The mid-March 2023 collapse of Silicon Valley Bank and Signature Bank led to a great deal of volatility in the financial markets, generating concerns and uncertainty about how this might impact the overall U.S. economy. Fifteen years after the failed banks that helped spur the Great Financial Crisis, experts tell us there are differences between then and now. Certainly there are worries about empty office buildings and upcoming commercial real estate debt maturities; however, when SVB Bank and Signature Bank failed, Federal Reserve & FDIC moved quickly to prevent any potential contagion to other financial institutions.
Things were more financially problematic during 2008 compared with what’s happening today – many attribute GFC lenders overindulging in derivatives & subprime market which caused housing bubble burst; whereas our current crisis is due to combination of COVID-19 consequences plus run-up in interest rates – more akin confidence crisis that will pass according Tower Capital Principal Adam Finkel: “The situation is expected to calm down, stabilize & reveal a market that’s fundamentally better than previously.” Banks set aside more capital for reserves than before GFC while requiring equity when issuing loans but tightened lending standards so borrowers sought financing from sources not prevalent late 2000s such as bridge lenders who discovered debt capital funding unavailable elsewhere due ultra low interest rate environment disappearing says CEO Red Capital Holdings Gary Bechtel: “It will require time for capital markets adjust determine what feels comfortable doing.”
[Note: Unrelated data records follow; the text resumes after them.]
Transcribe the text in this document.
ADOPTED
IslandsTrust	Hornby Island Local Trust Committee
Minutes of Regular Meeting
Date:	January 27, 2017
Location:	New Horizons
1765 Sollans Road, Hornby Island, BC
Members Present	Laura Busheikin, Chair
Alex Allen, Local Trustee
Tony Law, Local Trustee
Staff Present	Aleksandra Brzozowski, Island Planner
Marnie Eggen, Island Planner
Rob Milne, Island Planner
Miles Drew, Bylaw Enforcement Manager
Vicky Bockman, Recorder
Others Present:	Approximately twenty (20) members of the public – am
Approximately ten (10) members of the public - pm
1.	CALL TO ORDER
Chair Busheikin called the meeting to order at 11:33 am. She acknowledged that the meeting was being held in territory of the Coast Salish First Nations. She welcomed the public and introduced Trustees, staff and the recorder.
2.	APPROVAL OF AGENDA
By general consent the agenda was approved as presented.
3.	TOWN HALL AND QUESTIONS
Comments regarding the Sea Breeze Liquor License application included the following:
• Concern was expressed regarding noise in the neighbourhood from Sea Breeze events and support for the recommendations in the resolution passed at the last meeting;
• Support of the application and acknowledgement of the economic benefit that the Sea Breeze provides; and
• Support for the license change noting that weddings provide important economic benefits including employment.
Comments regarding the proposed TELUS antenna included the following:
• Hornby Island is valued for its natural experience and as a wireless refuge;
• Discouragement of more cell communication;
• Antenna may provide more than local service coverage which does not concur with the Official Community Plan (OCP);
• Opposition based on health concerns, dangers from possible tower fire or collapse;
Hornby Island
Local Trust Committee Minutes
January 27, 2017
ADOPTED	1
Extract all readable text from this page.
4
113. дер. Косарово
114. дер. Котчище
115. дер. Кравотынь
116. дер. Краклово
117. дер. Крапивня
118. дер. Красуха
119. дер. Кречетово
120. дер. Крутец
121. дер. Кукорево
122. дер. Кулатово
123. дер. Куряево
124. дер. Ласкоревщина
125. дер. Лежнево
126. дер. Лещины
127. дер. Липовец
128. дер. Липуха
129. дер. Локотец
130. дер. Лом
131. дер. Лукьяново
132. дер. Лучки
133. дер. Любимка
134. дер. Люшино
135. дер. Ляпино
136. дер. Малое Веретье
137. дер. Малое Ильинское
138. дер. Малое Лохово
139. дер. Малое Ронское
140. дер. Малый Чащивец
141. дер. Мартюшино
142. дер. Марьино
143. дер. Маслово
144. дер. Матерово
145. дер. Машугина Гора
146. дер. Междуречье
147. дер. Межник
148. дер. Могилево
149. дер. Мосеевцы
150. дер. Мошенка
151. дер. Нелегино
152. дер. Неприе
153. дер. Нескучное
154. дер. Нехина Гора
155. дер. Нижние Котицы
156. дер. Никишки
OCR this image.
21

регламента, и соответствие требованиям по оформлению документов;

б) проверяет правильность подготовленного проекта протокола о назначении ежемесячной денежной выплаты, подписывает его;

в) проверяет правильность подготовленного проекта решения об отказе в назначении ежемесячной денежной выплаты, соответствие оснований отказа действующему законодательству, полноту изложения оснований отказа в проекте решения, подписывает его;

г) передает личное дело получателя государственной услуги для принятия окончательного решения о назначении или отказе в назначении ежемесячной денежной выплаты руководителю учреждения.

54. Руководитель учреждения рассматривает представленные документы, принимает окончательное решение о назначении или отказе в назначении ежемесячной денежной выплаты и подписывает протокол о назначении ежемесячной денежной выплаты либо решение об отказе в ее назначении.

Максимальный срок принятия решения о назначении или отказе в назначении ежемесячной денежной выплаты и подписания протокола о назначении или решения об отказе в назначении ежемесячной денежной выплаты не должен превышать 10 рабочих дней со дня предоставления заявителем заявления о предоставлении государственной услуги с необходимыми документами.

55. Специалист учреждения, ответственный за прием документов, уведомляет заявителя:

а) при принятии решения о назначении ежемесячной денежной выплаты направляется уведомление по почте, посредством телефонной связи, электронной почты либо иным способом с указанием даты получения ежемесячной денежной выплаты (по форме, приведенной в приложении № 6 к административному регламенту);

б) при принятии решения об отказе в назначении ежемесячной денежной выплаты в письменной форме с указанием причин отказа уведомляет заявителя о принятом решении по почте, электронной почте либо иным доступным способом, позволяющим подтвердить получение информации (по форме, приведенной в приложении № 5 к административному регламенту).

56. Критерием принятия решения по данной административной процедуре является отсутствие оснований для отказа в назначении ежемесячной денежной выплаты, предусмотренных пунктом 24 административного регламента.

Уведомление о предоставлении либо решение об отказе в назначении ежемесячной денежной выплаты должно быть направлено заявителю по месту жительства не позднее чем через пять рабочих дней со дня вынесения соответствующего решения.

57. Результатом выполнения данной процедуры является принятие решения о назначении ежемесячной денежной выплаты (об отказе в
Though banks aren’t lending much as three years ago they still issue loans – mid size most active Q1 2023 even with stepping away hype big banks didn’t completely shut down loan production yet biggest area concern April end year new credit extended category per Finkel “borrowers hard pressed get loans unless willing accept low leverage higher rates stringent standards” concludes Gottleib GottsLaw LLC founder “GFC felt self inflicted current situation lenders learned lessons resulting equity tougher underwriting standards” no 2008 scenario here!